Thier Future vs Our Future

The expulsion of aid groups from Darfur will have important consequences not only for beneficiaries, but for the very future of humanitarian action worldwide.

Public debate on the expulsions of 13 NGOs has so far focused on the immediate humanitarian consequences – a possible meningitis outbreak, water supply and food distribution gaps, mass population movements, etc - and calls for the Government of Sudan to reverse its decision.

But the fact that the international community is calling for a reversal of the expulsions rather than pursuing legal recourse, reveals a deeper issue at the heart of the controversy - namely, the ambiguous legal status of today’s humanitarian organizations and their work.

Humanitarian assistance is enshrined in international law, but so limited as to be unrecognizable to those familiar with the operations of today’s multi-billion dollar a year industry.

For one, the Geneva conventions guarantee the right of the populations to receive life-saving assistance, but not the right of givers to give such aid. So, theoretically, a government could refuse humanitarian assistance from some actors if the populations’ needs were met by another group.

But the world seems to have moved beyond a limited interpretation of humanitarian assistance as meeting the immediate needs of suffering populations to view humanitarian organizations as moral arbitrators, public-opinion makers, and the embodiment of an international consciousness - both speaking out and acting against wrongs.

As a result, many of today’s organizations are walking on a tight-rope between neutrality and advocacy, between serving the immediate needs of populations, and trying to influence the root causes of suffering by speaking out against violations.

For aid agencies that remain on the ground in Darfur who must now decide whether to remain, expand, or retreat, the expulsions have spurred soul-searching as to exactly which role they should play.

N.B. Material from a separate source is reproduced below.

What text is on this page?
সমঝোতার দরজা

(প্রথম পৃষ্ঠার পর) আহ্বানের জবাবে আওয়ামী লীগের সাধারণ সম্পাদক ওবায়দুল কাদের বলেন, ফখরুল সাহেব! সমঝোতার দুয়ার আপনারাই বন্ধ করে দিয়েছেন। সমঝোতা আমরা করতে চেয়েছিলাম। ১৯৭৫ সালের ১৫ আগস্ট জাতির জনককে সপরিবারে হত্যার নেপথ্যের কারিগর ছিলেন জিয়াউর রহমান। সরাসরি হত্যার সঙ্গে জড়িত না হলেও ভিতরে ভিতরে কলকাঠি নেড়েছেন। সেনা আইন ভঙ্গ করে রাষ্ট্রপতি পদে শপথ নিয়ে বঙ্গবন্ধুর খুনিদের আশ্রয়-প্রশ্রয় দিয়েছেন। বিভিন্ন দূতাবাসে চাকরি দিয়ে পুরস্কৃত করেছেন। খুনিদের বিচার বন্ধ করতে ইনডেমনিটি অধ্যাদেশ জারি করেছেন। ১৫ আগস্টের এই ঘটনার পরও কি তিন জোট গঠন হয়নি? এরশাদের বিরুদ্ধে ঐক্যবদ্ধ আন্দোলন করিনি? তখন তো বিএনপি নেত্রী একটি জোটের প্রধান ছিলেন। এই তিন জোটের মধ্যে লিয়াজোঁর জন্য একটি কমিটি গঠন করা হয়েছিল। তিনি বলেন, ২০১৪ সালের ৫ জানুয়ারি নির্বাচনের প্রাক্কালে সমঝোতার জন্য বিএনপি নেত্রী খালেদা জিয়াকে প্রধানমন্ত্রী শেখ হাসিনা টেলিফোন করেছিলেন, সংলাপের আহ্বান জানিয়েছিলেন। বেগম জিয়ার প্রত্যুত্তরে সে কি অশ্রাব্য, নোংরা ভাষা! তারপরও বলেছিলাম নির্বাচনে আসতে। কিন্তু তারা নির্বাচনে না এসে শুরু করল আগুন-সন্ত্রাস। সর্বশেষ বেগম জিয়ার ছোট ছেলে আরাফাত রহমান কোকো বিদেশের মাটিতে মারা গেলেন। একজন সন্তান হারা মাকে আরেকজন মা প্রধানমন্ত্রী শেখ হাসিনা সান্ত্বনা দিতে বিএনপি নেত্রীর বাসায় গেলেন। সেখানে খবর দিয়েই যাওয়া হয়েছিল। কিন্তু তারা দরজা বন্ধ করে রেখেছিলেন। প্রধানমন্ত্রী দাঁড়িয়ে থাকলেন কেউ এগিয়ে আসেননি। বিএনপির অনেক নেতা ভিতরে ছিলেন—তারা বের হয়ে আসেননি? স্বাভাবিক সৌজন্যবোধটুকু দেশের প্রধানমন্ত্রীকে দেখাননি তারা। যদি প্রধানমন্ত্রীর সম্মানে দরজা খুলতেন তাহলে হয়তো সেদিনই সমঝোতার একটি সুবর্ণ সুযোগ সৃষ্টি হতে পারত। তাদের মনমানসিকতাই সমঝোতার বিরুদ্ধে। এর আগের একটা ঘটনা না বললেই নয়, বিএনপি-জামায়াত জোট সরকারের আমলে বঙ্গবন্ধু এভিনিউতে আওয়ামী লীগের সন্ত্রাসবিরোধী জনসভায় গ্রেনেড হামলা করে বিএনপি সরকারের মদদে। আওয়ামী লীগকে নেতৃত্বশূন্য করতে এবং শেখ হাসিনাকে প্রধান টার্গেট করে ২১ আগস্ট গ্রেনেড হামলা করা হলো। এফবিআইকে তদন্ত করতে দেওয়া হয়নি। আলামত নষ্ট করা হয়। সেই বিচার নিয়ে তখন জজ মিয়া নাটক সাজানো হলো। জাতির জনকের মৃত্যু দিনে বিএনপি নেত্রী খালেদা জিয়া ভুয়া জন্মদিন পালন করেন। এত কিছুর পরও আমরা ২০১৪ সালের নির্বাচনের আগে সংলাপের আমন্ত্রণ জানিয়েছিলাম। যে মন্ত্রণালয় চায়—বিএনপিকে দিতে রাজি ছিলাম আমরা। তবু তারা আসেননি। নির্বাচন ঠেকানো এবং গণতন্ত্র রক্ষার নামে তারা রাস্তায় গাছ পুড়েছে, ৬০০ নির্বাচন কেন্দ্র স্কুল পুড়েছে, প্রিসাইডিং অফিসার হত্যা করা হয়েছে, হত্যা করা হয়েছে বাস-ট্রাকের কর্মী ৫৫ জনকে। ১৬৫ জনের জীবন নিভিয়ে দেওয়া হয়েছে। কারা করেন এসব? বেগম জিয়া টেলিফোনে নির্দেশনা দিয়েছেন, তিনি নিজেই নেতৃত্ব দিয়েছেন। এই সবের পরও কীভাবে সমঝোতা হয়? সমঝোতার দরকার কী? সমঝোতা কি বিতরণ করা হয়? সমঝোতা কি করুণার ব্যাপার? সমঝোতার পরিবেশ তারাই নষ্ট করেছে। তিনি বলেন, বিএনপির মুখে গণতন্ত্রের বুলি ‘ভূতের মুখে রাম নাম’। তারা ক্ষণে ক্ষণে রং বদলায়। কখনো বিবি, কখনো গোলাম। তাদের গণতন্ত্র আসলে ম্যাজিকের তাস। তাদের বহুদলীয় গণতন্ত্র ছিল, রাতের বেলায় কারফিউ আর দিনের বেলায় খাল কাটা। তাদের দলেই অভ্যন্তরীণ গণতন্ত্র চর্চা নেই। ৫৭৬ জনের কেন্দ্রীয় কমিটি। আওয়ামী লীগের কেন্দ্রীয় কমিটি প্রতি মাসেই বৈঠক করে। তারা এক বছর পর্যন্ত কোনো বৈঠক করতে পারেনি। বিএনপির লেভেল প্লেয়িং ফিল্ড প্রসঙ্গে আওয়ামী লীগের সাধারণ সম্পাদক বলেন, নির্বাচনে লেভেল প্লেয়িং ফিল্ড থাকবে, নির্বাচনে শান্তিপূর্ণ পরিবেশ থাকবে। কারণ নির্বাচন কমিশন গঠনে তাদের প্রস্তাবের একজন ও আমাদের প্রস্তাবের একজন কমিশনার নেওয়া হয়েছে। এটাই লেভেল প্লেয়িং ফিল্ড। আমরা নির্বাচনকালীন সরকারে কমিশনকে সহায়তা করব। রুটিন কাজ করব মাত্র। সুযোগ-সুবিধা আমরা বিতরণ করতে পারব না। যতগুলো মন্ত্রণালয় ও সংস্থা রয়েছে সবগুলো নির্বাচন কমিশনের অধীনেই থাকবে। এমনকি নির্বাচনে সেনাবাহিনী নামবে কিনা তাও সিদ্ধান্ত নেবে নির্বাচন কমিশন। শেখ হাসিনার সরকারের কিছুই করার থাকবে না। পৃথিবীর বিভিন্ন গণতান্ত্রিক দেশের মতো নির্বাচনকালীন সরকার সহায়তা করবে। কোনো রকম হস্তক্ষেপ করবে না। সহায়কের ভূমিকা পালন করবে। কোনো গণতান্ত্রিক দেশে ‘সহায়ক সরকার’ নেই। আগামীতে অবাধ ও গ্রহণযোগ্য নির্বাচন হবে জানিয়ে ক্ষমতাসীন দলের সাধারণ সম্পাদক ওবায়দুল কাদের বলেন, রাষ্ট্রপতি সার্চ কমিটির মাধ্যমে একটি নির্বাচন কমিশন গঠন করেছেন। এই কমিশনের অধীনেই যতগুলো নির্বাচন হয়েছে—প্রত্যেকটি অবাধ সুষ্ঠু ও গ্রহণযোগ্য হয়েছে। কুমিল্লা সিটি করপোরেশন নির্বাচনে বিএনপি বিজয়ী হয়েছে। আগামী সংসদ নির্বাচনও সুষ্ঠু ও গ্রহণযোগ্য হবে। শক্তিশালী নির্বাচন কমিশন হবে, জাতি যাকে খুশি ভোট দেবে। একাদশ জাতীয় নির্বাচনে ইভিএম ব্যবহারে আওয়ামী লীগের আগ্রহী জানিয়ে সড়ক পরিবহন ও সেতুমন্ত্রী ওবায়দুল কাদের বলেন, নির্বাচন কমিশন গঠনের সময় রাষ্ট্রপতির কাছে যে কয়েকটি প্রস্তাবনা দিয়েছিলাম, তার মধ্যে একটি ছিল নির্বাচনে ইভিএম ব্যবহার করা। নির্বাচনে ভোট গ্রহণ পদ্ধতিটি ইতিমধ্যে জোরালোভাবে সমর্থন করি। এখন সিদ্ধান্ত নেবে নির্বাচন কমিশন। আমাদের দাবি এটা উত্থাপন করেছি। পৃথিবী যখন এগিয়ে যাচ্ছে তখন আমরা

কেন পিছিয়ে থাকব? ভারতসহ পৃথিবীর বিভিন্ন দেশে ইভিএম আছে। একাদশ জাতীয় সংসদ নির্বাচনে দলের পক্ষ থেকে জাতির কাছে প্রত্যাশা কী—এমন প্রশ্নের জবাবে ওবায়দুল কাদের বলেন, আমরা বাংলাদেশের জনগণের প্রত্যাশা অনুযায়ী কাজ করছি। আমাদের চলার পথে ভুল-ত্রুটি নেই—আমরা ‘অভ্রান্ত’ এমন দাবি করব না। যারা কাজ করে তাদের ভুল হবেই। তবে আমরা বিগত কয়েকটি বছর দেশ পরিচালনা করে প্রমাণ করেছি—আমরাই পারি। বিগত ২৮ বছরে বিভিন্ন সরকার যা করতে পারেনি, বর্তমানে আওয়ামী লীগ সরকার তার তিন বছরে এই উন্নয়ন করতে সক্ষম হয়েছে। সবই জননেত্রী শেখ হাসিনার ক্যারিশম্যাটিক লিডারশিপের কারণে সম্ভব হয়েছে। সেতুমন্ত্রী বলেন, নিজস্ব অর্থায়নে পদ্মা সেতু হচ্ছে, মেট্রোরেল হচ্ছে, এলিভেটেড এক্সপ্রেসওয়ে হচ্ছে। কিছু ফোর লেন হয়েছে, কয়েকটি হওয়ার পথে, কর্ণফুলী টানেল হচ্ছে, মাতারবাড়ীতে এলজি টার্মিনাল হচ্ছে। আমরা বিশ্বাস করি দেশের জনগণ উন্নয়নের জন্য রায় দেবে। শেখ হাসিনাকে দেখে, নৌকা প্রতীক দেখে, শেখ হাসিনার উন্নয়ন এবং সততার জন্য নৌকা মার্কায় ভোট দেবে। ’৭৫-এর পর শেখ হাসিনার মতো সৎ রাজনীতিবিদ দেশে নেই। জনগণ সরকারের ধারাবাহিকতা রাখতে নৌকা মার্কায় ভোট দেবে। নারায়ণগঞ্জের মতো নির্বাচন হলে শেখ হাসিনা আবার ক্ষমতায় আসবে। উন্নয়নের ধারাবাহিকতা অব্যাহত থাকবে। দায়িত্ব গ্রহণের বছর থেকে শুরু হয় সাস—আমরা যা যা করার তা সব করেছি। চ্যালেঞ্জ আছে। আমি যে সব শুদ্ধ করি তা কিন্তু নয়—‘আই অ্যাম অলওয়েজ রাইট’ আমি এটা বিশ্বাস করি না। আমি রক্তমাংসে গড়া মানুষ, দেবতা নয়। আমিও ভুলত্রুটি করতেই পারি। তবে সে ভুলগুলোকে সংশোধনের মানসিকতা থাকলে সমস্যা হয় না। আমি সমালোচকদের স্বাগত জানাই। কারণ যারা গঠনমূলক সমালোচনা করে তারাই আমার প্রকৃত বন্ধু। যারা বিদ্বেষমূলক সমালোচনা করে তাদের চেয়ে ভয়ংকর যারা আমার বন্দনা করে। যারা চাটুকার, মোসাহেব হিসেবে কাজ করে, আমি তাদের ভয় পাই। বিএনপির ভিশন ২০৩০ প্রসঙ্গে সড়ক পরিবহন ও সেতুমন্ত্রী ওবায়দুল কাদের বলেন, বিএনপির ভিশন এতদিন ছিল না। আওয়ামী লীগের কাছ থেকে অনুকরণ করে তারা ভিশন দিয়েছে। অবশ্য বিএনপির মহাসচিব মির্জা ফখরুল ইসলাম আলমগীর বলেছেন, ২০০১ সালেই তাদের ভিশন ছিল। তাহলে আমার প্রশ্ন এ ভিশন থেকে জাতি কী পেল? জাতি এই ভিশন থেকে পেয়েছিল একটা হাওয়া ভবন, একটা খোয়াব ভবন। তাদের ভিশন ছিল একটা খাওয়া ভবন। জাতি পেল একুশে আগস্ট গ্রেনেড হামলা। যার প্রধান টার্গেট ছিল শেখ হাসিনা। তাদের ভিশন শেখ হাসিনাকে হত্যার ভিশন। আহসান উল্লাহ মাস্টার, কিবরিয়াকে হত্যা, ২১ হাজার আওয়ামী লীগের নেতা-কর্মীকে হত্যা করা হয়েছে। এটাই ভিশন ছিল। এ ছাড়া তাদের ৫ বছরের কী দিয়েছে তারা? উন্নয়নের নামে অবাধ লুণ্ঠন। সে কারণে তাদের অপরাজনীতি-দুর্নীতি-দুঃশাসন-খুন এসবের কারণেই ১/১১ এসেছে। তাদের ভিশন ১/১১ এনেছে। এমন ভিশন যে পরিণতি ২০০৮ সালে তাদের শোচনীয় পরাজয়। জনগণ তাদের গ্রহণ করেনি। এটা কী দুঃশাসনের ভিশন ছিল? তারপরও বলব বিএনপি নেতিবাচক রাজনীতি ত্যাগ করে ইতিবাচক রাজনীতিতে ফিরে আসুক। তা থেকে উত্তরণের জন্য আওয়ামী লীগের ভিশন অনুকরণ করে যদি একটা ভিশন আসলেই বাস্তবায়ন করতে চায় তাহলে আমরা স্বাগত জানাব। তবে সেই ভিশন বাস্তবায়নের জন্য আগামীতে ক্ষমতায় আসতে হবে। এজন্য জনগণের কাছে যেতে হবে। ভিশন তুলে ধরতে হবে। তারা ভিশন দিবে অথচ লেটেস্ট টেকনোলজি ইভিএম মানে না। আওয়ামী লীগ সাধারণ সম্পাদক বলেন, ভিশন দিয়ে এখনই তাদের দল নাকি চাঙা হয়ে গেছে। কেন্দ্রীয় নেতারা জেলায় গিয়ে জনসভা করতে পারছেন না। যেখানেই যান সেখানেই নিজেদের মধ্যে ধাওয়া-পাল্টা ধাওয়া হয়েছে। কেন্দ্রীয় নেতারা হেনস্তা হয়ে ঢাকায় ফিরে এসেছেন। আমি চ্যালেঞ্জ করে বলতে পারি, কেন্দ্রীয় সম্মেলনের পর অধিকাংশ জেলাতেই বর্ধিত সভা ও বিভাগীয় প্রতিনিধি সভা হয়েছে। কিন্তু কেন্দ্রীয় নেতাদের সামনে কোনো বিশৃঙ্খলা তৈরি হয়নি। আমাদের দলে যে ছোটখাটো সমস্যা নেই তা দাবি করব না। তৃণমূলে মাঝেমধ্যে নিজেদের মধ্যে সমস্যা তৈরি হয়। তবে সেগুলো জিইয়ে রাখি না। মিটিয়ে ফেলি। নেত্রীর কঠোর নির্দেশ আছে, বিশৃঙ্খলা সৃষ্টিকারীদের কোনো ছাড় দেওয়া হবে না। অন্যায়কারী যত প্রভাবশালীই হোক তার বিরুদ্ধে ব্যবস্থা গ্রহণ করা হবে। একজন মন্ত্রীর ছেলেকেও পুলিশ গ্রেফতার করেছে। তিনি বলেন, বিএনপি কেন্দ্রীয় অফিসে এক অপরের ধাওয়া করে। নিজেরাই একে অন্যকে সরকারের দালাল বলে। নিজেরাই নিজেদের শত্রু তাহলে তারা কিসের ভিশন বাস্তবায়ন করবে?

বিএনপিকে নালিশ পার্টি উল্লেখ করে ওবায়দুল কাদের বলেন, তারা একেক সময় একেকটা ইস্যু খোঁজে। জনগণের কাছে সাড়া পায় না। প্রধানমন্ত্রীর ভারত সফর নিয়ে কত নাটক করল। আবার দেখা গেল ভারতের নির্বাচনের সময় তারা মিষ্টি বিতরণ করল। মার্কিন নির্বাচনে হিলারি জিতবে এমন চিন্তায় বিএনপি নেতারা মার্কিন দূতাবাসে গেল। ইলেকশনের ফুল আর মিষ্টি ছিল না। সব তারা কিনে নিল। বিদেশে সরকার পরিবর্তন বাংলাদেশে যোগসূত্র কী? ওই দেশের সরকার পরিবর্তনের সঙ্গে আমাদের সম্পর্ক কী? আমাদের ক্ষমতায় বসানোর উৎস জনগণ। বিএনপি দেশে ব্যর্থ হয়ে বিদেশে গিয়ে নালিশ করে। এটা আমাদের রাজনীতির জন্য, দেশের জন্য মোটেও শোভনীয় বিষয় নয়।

This is a critical opportunity for the international community to reflect on the changing role of humanitarian organizations in the technology-saturated global village of the 21st century - answering such questions as:

Can confidentiality exist in a world of digital photos? (During the Abu Graib scandal, once the photos of torture were release, ICRC was severely criticized for not speaking out about the abuses earlier)

Can we speak locally in a world of global polarization? (moderate statements designed to influence local political actors to improve the humanitarian situation can be taken out of context and manipulated by extremists on both sides to influence the political process)

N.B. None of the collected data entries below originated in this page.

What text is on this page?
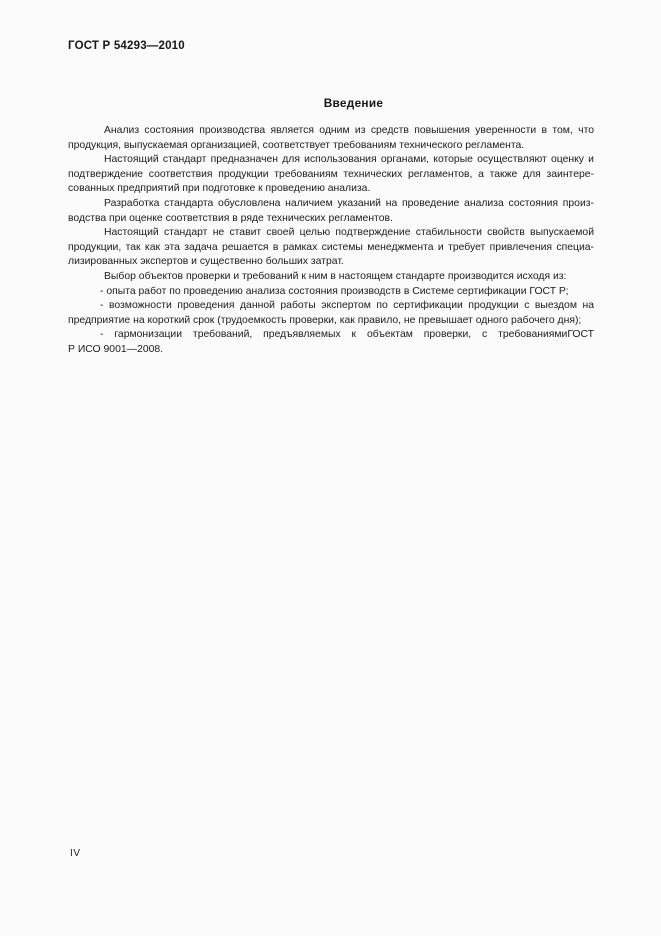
ГОСТ Р 54293—2010
Введение

Анализ состояния производства является одним из средств повышения уверенности в том, что продукция, выпускаемая организацией, соответствует требованиям технического регламента.

Настоящий стандарт предназначен для использования органами, которые осуществляют оценку и подтверждение соответствия продукции требованиям технических регламентов, а также для заинтере-сованных предприятий при подготовке к проведению анализа.

Разработка стандарта обусловлена наличием указаний на проведение анализа состояния произ-водства при оценке соответствия в ряде технических регламентов.

Настоящий стандарт не ставит своей целью подтверждение стабильности свойств выпускаемой продукции, так как эта задача решается в рамках системы менеджмента и требует привлечения специа-лизированных экспертов и существенно больших затрат.

Выбор объектов проверки и требований к ним в настоящем стандарте производится исходя из:

- опыта работ по проведению анализа состояния производств в Системе сертификации ГОСТ Р;

- возможности проведения данной работы экспертом по сертификации продукции с выездом на предприятие на короткий срок (трудоемкость проверки, как правило, не превышает одного рабочего дня);

- гармонизации требований, предъявляемых к объектам проверки, с требованиямиГОСТ Р ИСО 9001—2008.

IV
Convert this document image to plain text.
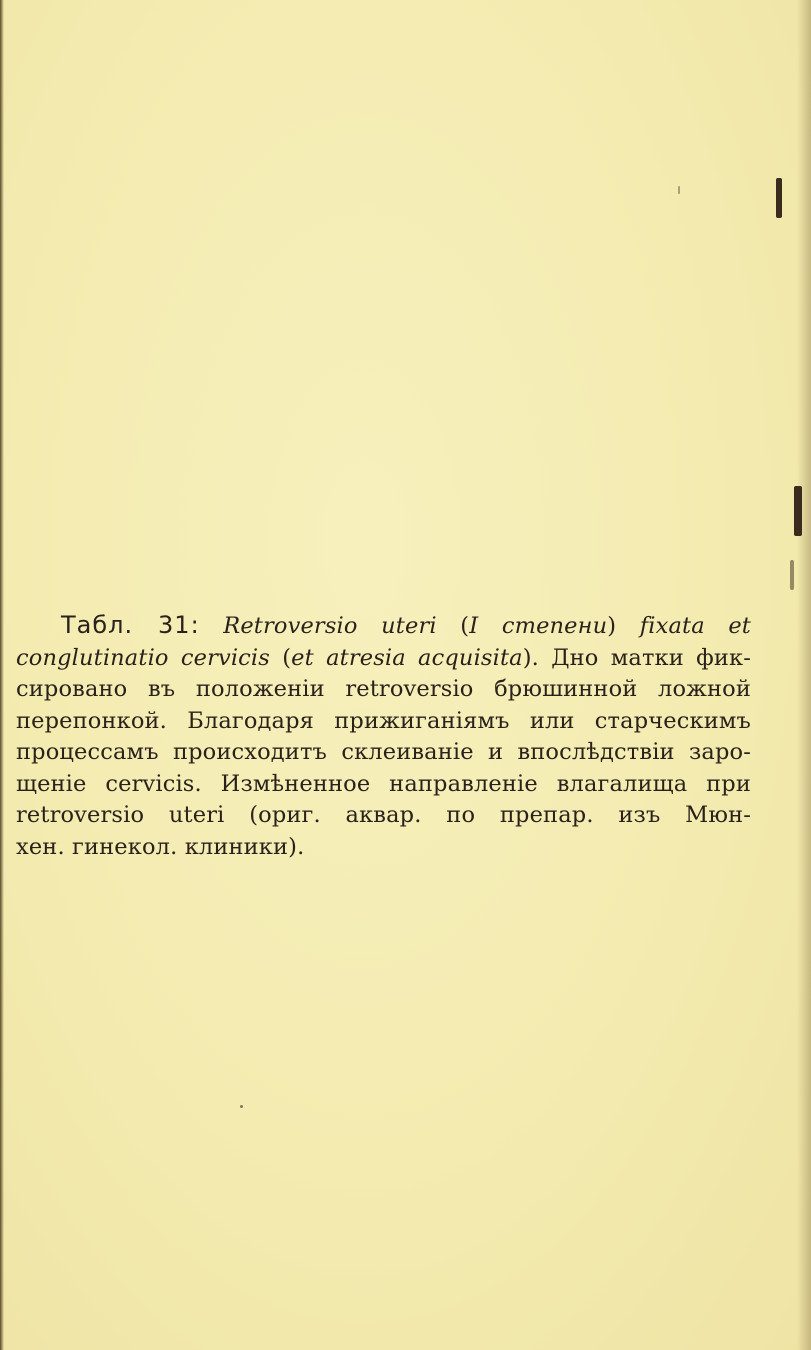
Табл. 31: Retroversio uteri (I степени) fixata et
conglutinatio cervicis (et atresia acquisita). Дно матки фик-
сировано въ положеніи retroversio брюшинной ложной
перепонкой. Благодаря прижиганіямъ или старческимъ
процессамъ происходитъ склеиваніе и впослѣдствіи заро-
щеніе cervicis. Измѣненное направленіе влагалища при
retroversio uteri (ориг. аквар. по препар. изъ Мюн-
хен. гинекол. клиники).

Can apolitical agencies effectively separately themselves from hybrid political-military-humanitarian interventions such as exist in Afghanistan, Iraq, Darfur and Congo? (if NGOs are seen as being ‘too Western,’ perhaps because their headquarters are in Europe, they may be perceived as part of a military intervention and hence a legitimate target for reprisals or attack)

Tension has been building on the subject ever since the 1970s when ex-ICRC staff, disgruntled with the strict speech embargo placed on the organization’s employees during the Biafra war, founded MSF and chartered a new course for humanitarianism that both meets needs and raises awareness of disasters.

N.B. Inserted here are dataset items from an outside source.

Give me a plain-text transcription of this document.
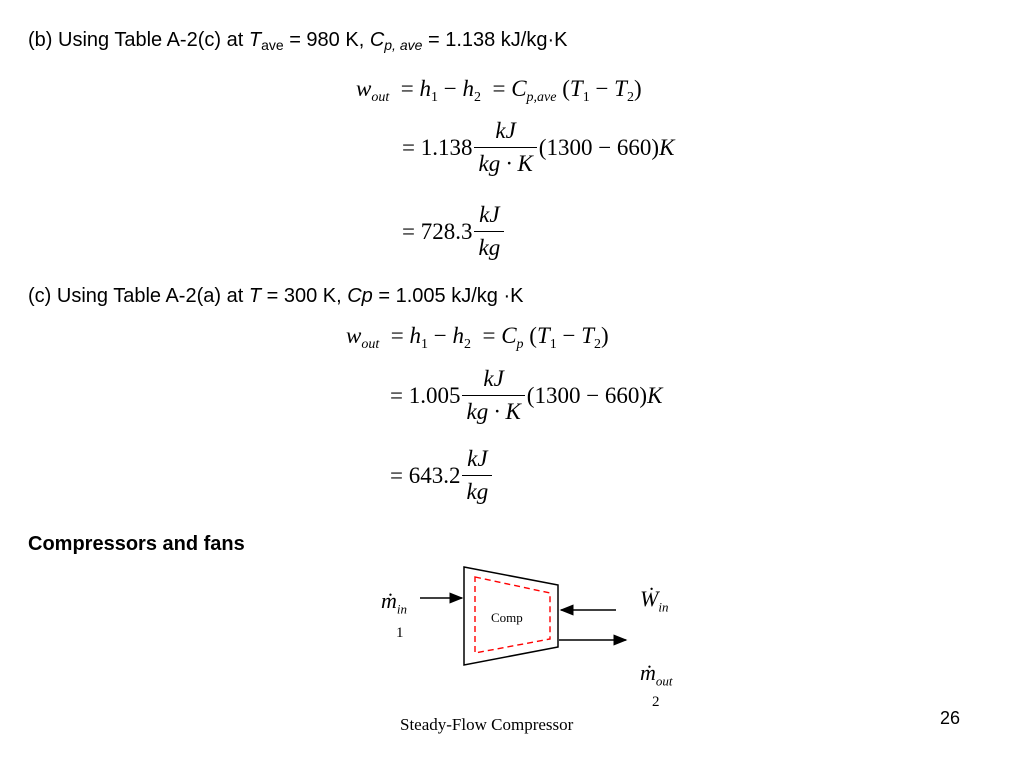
(b) Using Table A-2(c) at $T_{ave} = 980$ K, $C_{p, ave} = 1.138$ kJ/kg·K
$w_{out} = h_1 - h_2 = C_{p,ave}$ $(T_1 - T_2)$
= $1.138 \frac{kJ}{kg \cdot K} (1300 - 660)$ K
= $728.3 \frac{kJ}{kg}$
(c) Using Table A-2(a) at T = 300 K, Cp = 1.005 kJ/kg ·K
$w_{out} = h_1 - h_2 = C_p$ $(T_1 - T_2)$
= $1.005 \frac{kJ}{kg \cdot K} (1300 - 660)$ K
= $643.2 \frac{kJ}{kg}$
Compressors and fans
Comp
ṁ$_{in}$
1
Ẇ$_{in}$
ṁ$_{out}$
2
Steady-Flow Compressor	26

And for the past two decades, in the age of celebrity activism, you-tube, and terrorism, humanitarians have struggled to play a role of ‘pragmatic neutrality’ -operating with sufficient discretion to “maintain the appearance on non-involvement in the politics of conflict (HPG Report),” but conducting sufficient public advocacy to maintain a seat at the policy table, secure funding, or influence the root causes of war.

This leads us to the slightly ironic situation in which aid groups have been accused of taking a stand on politics and security and have been evicted from the country (perhaps having chosen to emphasize the political over the humanitarian), and the UN Security Council, entrusted with maintaining international peace and security, has issued a statement stressing the reverse, namely, the importance of the humanitarian over the political. Yesterday, the Security Council, unable to reach consensus earlier this month on a statement vis a vis the ICC, instead stressed the importance of "continuing the distribution of humanitarian assistance to all the needy in Darfur."

This is a golden opportunity to transform the chaos of Darfur into more clarity for international humanitarian law.